I saw myself on the Jumbotron. Locked eyes on my eyes looking elsewhere. It was that moment before you recognize that it is you, in fact, staring at you. Before you think, Look at that. That’s Me. That split second before you begin to wave and do not stop until the Jumbotron moves on. It was a lucky catch, that moment. And then I waved at the Jumbotron. I did not wave back.

So it was the opposite of when you see a stranger walking toward you in a hotel lobby. When you drift left to get out of her way. When you realize that it’s not a stranger. It’s a mirror. It is Me.

This other Me was taking longer than usual to recognize herself. The thing about the Jumbotron is it’s patient. And so am I. I stared at the Me not staring at me. No one else in the stadium seemed to be looking. It was just me. Me and the Jumbotron and this other Me. 

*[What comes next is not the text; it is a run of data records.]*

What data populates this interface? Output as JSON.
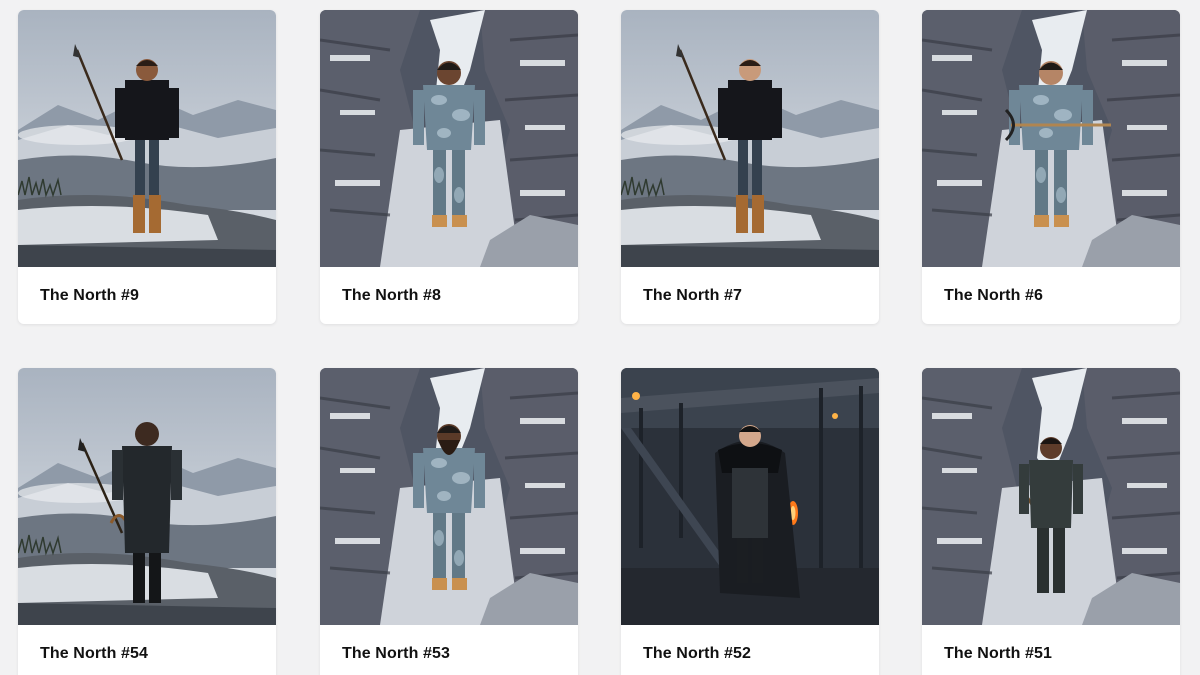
{
  "items": [
    {
      "title": "The North #9",
      "scene": "mountain",
      "figure": "tunic-spear",
      "skin": "#8a5a3c"
    },
    {
      "title": "The North #8",
      "scene": "ravine",
      "figure": "camo",
      "skin": "#6b4530"
    },
    {
      "title": "The North #7",
      "scene": "mountain",
      "figure": "tunic-spear",
      "skin": "#c89a7a"
    },
    {
      "title": "The North #6",
      "scene": "ravine",
      "figure": "camo-large",
      "skin": "#b58566"
    },
    {
      "title": "The North #54",
      "scene": "mountain",
      "figure": "armor-spear",
      "skin": "#3d2a20"
    },
    {
      "title": "The North #53",
      "scene": "ravine",
      "figure": "camo-beard",
      "skin": "#5a3a28"
    },
    {
      "title": "The North #52",
      "scene": "night-town",
      "figure": "fur-cloak",
      "skin": "#d4a88c"
    },
    {
      "title": "The North #51",
      "scene": "ravine",
      "figure": "dark-garb",
      "skin": "#5e3c2a"
    }
  ],
  "colors": {
    "page_bg": "#f2f2f3",
    "card_bg": "#ffffff",
    "title_text": "#111111"
  }
}
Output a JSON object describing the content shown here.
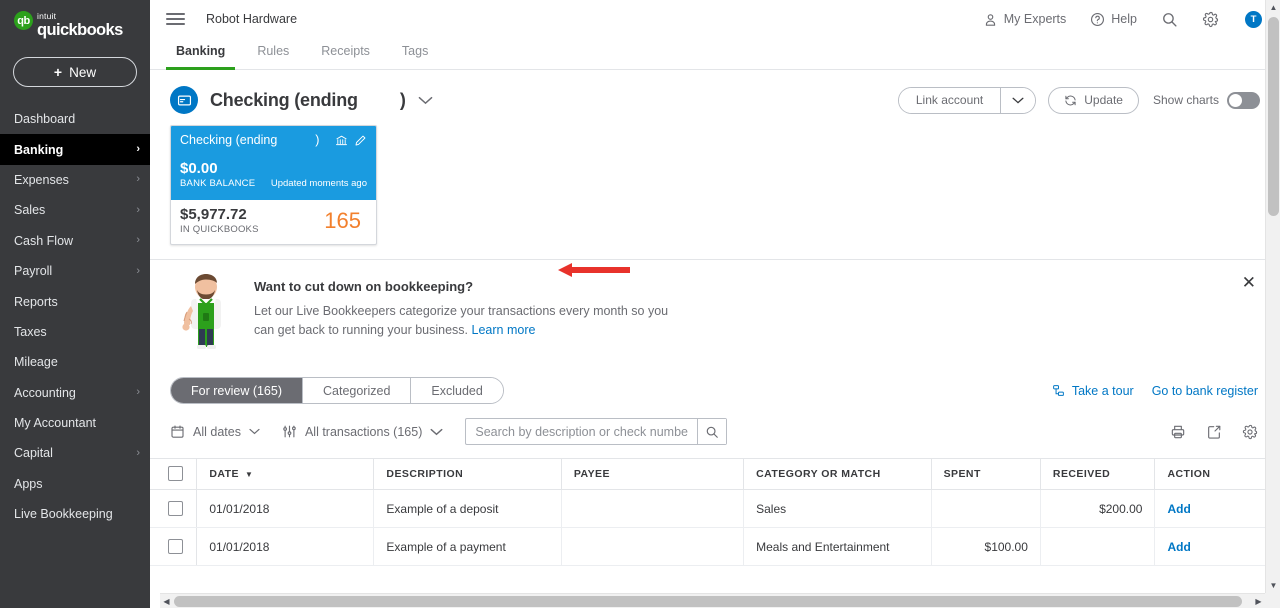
{
  "brand": {
    "intuit": "intuit",
    "name": "quickbooks",
    "mark": "qb"
  },
  "sidebar": {
    "new_button": "New",
    "plus": "+",
    "items": [
      {
        "label": "Dashboard",
        "chevron": ""
      },
      {
        "label": "Banking",
        "chevron": "›"
      },
      {
        "label": "Expenses",
        "chevron": "›"
      },
      {
        "label": "Sales",
        "chevron": "›"
      },
      {
        "label": "Cash Flow",
        "chevron": "›"
      },
      {
        "label": "Payroll",
        "chevron": "›"
      },
      {
        "label": "Reports",
        "chevron": ""
      },
      {
        "label": "Taxes",
        "chevron": ""
      },
      {
        "label": "Mileage",
        "chevron": ""
      },
      {
        "label": "Accounting",
        "chevron": "›"
      },
      {
        "label": "My Accountant",
        "chevron": ""
      },
      {
        "label": "Capital",
        "chevron": "›"
      },
      {
        "label": "Apps",
        "chevron": ""
      },
      {
        "label": "Live Bookkeeping",
        "chevron": ""
      }
    ]
  },
  "header": {
    "company": "Robot Hardware",
    "my_experts": "My Experts",
    "help": "Help",
    "avatar_initial": "T"
  },
  "tabs": [
    {
      "label": "Banking",
      "active": true
    },
    {
      "label": "Rules",
      "active": false
    },
    {
      "label": "Receipts",
      "active": false
    },
    {
      "label": "Tags",
      "active": false
    }
  ],
  "account": {
    "title_prefix": "Checking (ending",
    "title_suffix": ")",
    "chevron": "⌄",
    "link_account": "Link account",
    "link_caret": "⌄",
    "update": "Update",
    "show_charts": "Show charts",
    "toggle_on": false
  },
  "card": {
    "name_prefix": "Checking (ending",
    "name_suffix": ")",
    "bank_balance": "$0.00",
    "bank_balance_label": "BANK BALANCE",
    "updated": "Updated moments ago",
    "qb_balance": "$5,977.72",
    "qb_balance_label": "IN QUICKBOOKS",
    "count": "165"
  },
  "banner": {
    "title": "Want to cut down on bookkeeping?",
    "text": "Let our Live Bookkeepers categorize your transactions every month so you can get back to running your business.",
    "link": "Learn more",
    "close": "✕"
  },
  "review": {
    "segments": [
      {
        "label": "For review (165)",
        "active": true
      },
      {
        "label": "Categorized",
        "active": false
      },
      {
        "label": "Excluded",
        "active": false
      }
    ],
    "take_a_tour": "Take a tour",
    "go_to_register": "Go to bank register"
  },
  "filters": {
    "dates": "All dates",
    "transactions": "All transactions (165)",
    "chevron": "⌄",
    "search_placeholder": "Search by description or check number"
  },
  "table": {
    "columns": [
      "DATE",
      "DESCRIPTION",
      "PAYEE",
      "CATEGORY OR MATCH",
      "SPENT",
      "RECEIVED",
      "ACTION"
    ],
    "sort_indicator": "▼",
    "rows": [
      {
        "date": "01/01/2018",
        "description": "Example of a deposit",
        "payee": "",
        "category": "Sales",
        "spent": "",
        "received": "$200.00",
        "action": "Add"
      },
      {
        "date": "01/01/2018",
        "description": "Example of a payment",
        "payee": "",
        "category": "Meals and Entertainment",
        "spent": "$100.00",
        "received": "",
        "action": "Add"
      }
    ]
  },
  "colors": {
    "brand_green": "#2ca01c",
    "accent_blue": "#0077c5",
    "card_blue": "#1a9be0",
    "count_orange": "#f2802d",
    "sidebar_dark": "#393a3d",
    "annotation_red": "#e8322b"
  },
  "scroll": {
    "up_arrow": "▲",
    "down_arrow": "▼",
    "left_arrow": "◀",
    "right_arrow": "▶",
    "inner_up": "⌃",
    "collapse": "‹"
  }
}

My face hovered there, huge. The nose stretched longer than my nose. The lips, they thickened and paled. In short, time passed and the face stopped being mine. 

So it was both like and unlike hearing the name of an old lover. How it lingers, enlarged, distorted. And you struggle to tie it down to any body you know.




Theme Party

A taxicab drove into her living room. There was a gaping hole where her wall had been with half of a taxicab still inside it, and she felt like hosting a party. She did not know why.   


She’d make phone calls, she decided. She’d call all the people who could use a good party, even the ones she hadn’t spoken to in years. Each time she dialed a wrong number, she’d apologize and tell the stranger on the line that she was having a party. She’d stare at the taxi and invite the stranger. Yes, it’s tonight. Yes, please do try to stop by. This wouldn’t make her feel desperate. This would make her feel more resolved.

At the party store, the cashier would keep asking, Is there a theme for your party? What is your theme?

He’d empty her cart of yellow plates and black tablecloths. Yellow banners and black crepe paper. She’d guess what he was guessing her theme was. Bumblebees? Rotten bananas? Caution tape? 

Back home, she’d tie balloons to the hood of the taxi and think of the taxi like a piece of furniture. Something large. Like the refrigerator. Something she would not attempt to move.  

She’d decorate and keep on decorating. She could make a whole home for herself with crepe paper ceilings and bannered walls. When she finished, she could huddle inside her broken living room feeling downright festive and she could wait for her guests to arrive. 


The policemen showed up first when it happened. Then the paramedics. The firemen last. Everyone wore the appropriate costume. The flashing lights made her feel like dancing. Her house had never been so full.





We play this age-old sport that’s kind of like fetch, except instead of a tennis ball, it is our guilt. Also, the goal of the game is that it won’t come back to you. 

We aim for what has no defense. 

There’s the weather, the moon phase, the messes that were made in the kitchen that no one bothered to clean.

There’s how our parents married on April Fools' Day. How that fact made even the good times seem ironic in retrospect. There’s how they separated on Father’s Day. How our father, when he left, left our gifts unopened behind. 

There’s also aging. And how expectations actually shape realities. And how remembering things actually makes you forget. 

For a while there was our mother and our father and we were happy and the game hadn’t started yet. 

Then, from nowhere, we wanted a dog. We asked for one and kept asking. Then, from nowhere, a dog appeared and everything changed.

In the beginning, there was the dog for us to hate together. We had to feed it. And take it for walks. The dog would find whatever we threw in its direction. It would just come right back and let us throw it again.

In those years we could sleep soundly.

In those years there was a dog we could blame.